Astronauts would also be exposed to deadly solar flares and cosmic radiation throughout the entire Mars mission and steps would need to be taken to limit or prevent exposure, the scientists said.
After landing on the Martian surface, the crew would be able to perform experiments and make observation not yet possible with robotic explorers.
“Some people think that the use of humans is just something that is popular and attractive from an adventure and inspirational point of view, but there are also real scientific benefits for sending humans,” said Mark Sephton, the Imperial team’s geologist. “Humans can data process while they’re walking around, while they’re looking at rocks. They’re probably the most sophisticated computer, the most sophisticated robotic living organism that we can imagine.”
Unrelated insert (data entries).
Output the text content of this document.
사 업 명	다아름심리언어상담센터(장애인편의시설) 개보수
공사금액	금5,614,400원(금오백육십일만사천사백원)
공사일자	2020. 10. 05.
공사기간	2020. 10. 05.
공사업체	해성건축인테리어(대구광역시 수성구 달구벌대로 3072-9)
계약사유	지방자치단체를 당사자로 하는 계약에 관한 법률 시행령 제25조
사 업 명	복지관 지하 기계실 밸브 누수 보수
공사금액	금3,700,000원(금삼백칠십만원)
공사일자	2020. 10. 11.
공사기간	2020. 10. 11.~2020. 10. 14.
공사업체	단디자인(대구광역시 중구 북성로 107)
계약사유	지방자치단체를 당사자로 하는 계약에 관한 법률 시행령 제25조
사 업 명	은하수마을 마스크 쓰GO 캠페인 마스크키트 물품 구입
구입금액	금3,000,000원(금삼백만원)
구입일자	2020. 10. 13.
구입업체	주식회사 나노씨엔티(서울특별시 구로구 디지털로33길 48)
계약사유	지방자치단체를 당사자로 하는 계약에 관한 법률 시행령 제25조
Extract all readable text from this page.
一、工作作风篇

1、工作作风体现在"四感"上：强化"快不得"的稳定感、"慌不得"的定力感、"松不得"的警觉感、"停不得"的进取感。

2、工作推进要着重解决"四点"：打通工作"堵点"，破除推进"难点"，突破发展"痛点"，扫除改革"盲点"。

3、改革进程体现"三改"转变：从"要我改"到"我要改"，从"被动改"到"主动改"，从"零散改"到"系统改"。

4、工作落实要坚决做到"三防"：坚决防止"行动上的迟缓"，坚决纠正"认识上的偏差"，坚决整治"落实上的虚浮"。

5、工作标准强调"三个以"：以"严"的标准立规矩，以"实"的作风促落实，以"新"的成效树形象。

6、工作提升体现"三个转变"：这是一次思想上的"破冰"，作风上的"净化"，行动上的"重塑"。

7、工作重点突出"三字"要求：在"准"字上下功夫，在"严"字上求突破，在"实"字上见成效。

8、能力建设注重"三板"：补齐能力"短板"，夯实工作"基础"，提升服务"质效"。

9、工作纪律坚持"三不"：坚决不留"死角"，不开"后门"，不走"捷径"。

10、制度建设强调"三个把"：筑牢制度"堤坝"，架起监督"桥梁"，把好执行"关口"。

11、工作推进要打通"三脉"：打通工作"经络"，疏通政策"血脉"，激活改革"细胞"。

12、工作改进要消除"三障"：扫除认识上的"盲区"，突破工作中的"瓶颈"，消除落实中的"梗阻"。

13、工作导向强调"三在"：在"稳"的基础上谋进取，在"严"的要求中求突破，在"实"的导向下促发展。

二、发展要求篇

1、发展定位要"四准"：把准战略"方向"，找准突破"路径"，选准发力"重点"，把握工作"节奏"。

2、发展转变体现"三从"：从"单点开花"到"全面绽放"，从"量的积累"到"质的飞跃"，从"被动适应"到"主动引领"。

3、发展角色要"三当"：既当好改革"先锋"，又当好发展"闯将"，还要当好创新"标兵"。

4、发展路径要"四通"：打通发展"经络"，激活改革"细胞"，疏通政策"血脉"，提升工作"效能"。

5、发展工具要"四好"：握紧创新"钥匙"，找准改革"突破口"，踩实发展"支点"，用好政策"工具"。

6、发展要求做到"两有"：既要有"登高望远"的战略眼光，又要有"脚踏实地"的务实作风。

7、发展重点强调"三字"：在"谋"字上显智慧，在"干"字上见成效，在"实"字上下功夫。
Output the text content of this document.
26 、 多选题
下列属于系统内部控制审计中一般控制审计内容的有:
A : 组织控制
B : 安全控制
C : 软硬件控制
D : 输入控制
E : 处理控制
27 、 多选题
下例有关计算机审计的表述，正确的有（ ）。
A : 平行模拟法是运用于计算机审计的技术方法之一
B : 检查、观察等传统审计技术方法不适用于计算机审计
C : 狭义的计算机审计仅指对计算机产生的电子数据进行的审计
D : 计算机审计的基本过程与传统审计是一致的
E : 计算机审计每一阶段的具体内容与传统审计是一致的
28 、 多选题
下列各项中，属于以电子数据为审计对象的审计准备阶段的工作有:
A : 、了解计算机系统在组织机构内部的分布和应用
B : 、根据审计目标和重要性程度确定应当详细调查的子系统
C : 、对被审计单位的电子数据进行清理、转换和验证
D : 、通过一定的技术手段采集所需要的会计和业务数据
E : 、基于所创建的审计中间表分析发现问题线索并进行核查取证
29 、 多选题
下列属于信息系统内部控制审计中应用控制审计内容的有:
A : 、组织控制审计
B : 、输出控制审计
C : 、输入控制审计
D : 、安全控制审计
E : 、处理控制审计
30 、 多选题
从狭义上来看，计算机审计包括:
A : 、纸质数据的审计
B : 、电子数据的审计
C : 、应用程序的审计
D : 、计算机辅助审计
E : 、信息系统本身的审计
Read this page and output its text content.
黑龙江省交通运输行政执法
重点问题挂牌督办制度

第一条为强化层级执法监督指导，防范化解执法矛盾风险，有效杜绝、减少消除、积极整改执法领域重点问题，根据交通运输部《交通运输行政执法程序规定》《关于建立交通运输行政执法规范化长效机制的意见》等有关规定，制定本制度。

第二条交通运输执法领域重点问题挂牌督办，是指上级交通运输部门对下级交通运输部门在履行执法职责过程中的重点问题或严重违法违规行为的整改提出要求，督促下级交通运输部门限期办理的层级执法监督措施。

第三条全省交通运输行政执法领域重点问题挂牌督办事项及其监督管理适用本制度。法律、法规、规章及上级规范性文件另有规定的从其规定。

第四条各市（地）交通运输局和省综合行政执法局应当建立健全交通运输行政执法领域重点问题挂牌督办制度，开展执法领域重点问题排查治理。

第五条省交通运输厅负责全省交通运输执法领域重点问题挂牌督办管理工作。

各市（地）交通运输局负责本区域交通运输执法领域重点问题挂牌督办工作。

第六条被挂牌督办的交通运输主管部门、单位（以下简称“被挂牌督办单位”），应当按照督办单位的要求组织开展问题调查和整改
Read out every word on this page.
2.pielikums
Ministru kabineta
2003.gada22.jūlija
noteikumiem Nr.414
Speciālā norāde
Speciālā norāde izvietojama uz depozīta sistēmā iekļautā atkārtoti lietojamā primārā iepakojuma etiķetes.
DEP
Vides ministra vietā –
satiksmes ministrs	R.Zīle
While getting to and surviving on Mars is challenging enough, the scientists involved in the show said the biggest difficulty would be getting Martian explorers back home. Rocket fuel would have to be generated by mining frozen water from the Martian surface so that it could be split into hydrogen and oxygen, both necessary components for fuel. To accomplish this, the scientists said an automated mining and production facility could be launched in advance on the manned mission.
With enough fuel waiting for them on the Martian surface, the crew could launch a craft to rejoin the orbiting cruise vessel. The rejoined vessel could then begin the nine-month trek back home.
While the entire project sounds a bit like science fiction from the “not too distant future,” several recent private proposals have envisioned sending people to Mars in the coming decades.